Irrwisch eilt durch den urbanen Dschungel
Rudresh Mahanthappa und seine Band ließen das Publikum völlig geschafft zurück.
Krefeld. Seine Band "Codebook" sorgte 2008 für den Höhepunkt des Jazzfestivals auf Burg Linn, nun hat der Jazzklub den indischstämmigen New Yorker Rudresh Mahanthappa ein weiteres Mal nach Krefeld gelockt. Im Jazzkeller eroberte er mit seinem Quartett das Publikum im Sturm.
In der Kritikerumfrage des Fachblatts Downbeat wurde Mahanthappa gerade in der Kategorie "Rising Stars" zum besten Altsaxophonisten gekürt, darüber hinaus zum besten Jazzmusiker überhaupt. Das sind in der Jazzszene höchste Weihen.
Kaum überschaubare Langformen trotz wiederkehrender Akzente, unübliche Taktarten und deren Mischung, modales Improvisieren - das kennzeichnete schon Mahanthappas Auftritt in Linn.
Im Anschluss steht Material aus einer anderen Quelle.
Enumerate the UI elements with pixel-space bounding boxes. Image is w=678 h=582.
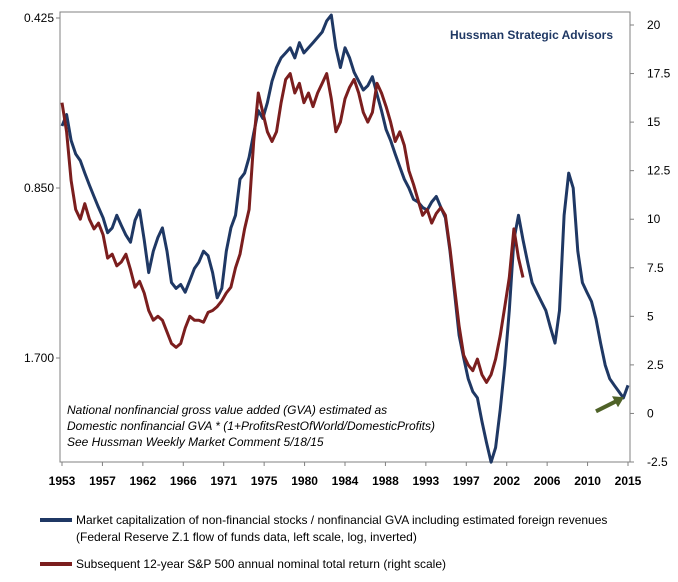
arrow-head	[612, 396, 624, 408]
right-tick-label: 17.5	[647, 67, 671, 81]
arrow-shaft	[595, 398, 619, 414]
right-tick-label: 5	[647, 309, 654, 323]
x-tick-label: 1971	[210, 474, 237, 488]
legend-label-valuation-line2: (Federal Reserve Z.1 flow of funds data,…	[76, 530, 417, 544]
right-tick-label: 10	[647, 212, 661, 226]
source-label: Hussman Strategic Advisors	[450, 28, 613, 42]
left-tick-label: 0.850	[24, 181, 54, 195]
series-layer	[60, 13, 630, 464]
right-tick-label: 20	[647, 18, 661, 32]
plot-area-frame	[59, 11, 631, 463]
x-tick-label: 1993	[413, 474, 440, 488]
right-tick-label: 15	[647, 115, 661, 129]
x-tick-label: 1984	[332, 474, 359, 488]
x-tick-label: 2015	[615, 474, 642, 488]
right-tick-label: 2.5	[647, 358, 664, 372]
x-tick-label: 1980	[291, 474, 318, 488]
x-tick-label: 1975	[251, 474, 278, 488]
return-series-line	[60, 72, 525, 384]
x-tick-label: 1997	[453, 474, 480, 488]
x-tick-label: 2006	[534, 474, 561, 488]
x-tick-label: 2002	[493, 474, 520, 488]
x-tick-label: 1957	[89, 474, 116, 488]
right-axis-ticks: 20 17.5 15 12.5 10 7.5 5 2.5 0 -2.5	[630, 18, 671, 469]
x-tick-label: 1953	[49, 474, 76, 488]
x-tick-label: 1988	[372, 474, 399, 488]
x-axis-ticks: 1953 1957 1962 1966 1971 1975 1980 1984 1988 1993…	[49, 462, 642, 488]
left-tick-label: 0.425	[24, 11, 54, 25]
right-tick-label: 0	[647, 406, 654, 420]
annotation-arrow	[595, 396, 624, 414]
legend-label-valuation: Market capitalization of non-financial s…	[76, 513, 607, 527]
right-tick-label: -2.5	[647, 455, 668, 469]
left-tick-label: 1.700	[24, 351, 54, 365]
note-line-2: Domestic nonfinancial GVA * (1+ProfitsRe…	[67, 419, 435, 433]
legend-label-return: Subsequent 12-year S&P 500 annual nomina…	[76, 557, 446, 571]
note-line-1: National nonfinancial gross value added …	[67, 403, 387, 417]
note-line-3: See Hussman Weekly Market Comment 5/18/1…	[67, 435, 324, 449]
right-tick-label: 7.5	[647, 261, 664, 275]
x-tick-label: 1966	[170, 474, 197, 488]
x-tick-label: 1962	[130, 474, 157, 488]
valuation-series-line	[60, 13, 630, 464]
x-tick-label: 2010	[574, 474, 601, 488]
left-axis-ticks: 0.425 0.850 1.700	[24, 11, 60, 365]
right-tick-label: 12.5	[647, 164, 671, 178]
Das aktuelle Quartett ist komplett neu besetzt. E-Gitarrist David Gilmore ist der zweite Solist, Rich Brown am E-Bass und Damion Reid am Schlagzeug bilden eine Rhythmusgruppe, die das Zuhören nicht leichter macht, die Musik aber noch unwiderstehlicher.
Brown ist für die oft ostinaten Bassläufe zuständig, die aufgrund ihrer verqueren Rhythmik keinen Anfang und kein Ende zu haben scheinen. Reid ist trotz seiner jungen Jahre ein Drummer, der über die Technik eines Meisters verfügt. Seine Grooves mäandern pulshaft durch die Musik. Klare Taktschwerpunkte sind kaum noch auszumachen.
Drummer wie er leisten in der Fusionrhythmik heute das, was einst Elvin Jones in den 60er Jahren für die Swingrhythmik erreichte: Das Spiel des Schlagzeugers wird befreit von der Markierung des Rhythmus’ und geht als eigene Stimme in der Musik auf.
Atmosphärisch erinnerte so manches Stück an die frühen Fusionaufnahmen von Miles Davis. Nur, dass Mahanthappa und seine Irrwischkollegen alles mindestens doppelt so schnell spielen, ihre Stimmen unglaublich komplex verflechten und trotz aller Leichtigkeit, mit der sie den von ihnen selbst kreierten urbanen Dschungel durcheilen, mit einer wie entfesselten Expressivität das Publikum bestürmen. Man verlässt den Keller völlig geschafft und dennoch zufrieden.